Muy pronto, mi madre consiguió un puesto en una fábrica y me obligó a trabajar.

—Trabaja bien y manda el dinero a tiempo, que Carla ya está en la prepa y sus gastos son muchos.

Cada palabra de mi madre era para Carla. Ni una sola mirada a mí, pálida, con la ropa manchada de sangre porque justo me había bajado la regla.

La fábrica era dura, pero había una pequeña biblioteca con libros viejos y materiales dañados.

En mis ratos libres corría a leer y a aprender sola.

Algunos empleados que habían estudiado la preparatoria me veían con ganas de aprender y me ayudaban, incluso intentaron conectarme con una escuela.

Mandaba casi todo mi sueldo a casa, guardaba apenas unas monedas, soñando con estudiar.

Pero un día me dio una fiebre terrible y retrasé la remesa.

Mis padres irrumpieron en la fábrica, a golpes e insultos.

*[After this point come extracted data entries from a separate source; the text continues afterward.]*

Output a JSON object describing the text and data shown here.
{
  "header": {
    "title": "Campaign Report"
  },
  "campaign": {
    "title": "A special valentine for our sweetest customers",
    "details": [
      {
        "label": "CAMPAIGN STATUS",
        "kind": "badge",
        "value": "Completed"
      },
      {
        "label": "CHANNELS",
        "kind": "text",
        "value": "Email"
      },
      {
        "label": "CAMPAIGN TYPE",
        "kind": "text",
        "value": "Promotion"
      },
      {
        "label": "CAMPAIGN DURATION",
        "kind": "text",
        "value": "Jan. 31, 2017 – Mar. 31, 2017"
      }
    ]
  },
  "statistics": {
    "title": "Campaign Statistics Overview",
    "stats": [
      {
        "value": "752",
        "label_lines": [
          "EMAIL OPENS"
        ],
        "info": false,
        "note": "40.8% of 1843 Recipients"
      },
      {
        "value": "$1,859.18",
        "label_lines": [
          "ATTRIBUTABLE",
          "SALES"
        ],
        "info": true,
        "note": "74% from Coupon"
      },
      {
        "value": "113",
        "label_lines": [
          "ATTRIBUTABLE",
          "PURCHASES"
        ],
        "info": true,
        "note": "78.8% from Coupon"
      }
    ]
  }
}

Mis compañeros intentaron detenerlos. En medio del caos, mis libros y el dinero escondido en ellos cayeron al suelo.

Mi padre me pateó el vientre con fuerza.

—¡Maldita sea, escondiendo dinero! ¡Te voy a matar, malagradecida!

Mi madre me arrancó los cuadernos y los hizo pedazos.

—¿Quieres estudiar? ¿Tú? ¡Basura! ¡No sirves para nada!

Me arrodillé suplicando:

—Mamá, por favor —le supliqué, arrodillándome—, no los rompas… No son míos, me costó mucho trabajo conseguirlos prestados…

La bofetada de mi padre me partió la cara.

—¿Todavía te atreves a contestar? ¡Tu madre hace lo que le da la gana! ¡En vez de mandar el dinero a la familia, lo desperdicias en puras estupideces!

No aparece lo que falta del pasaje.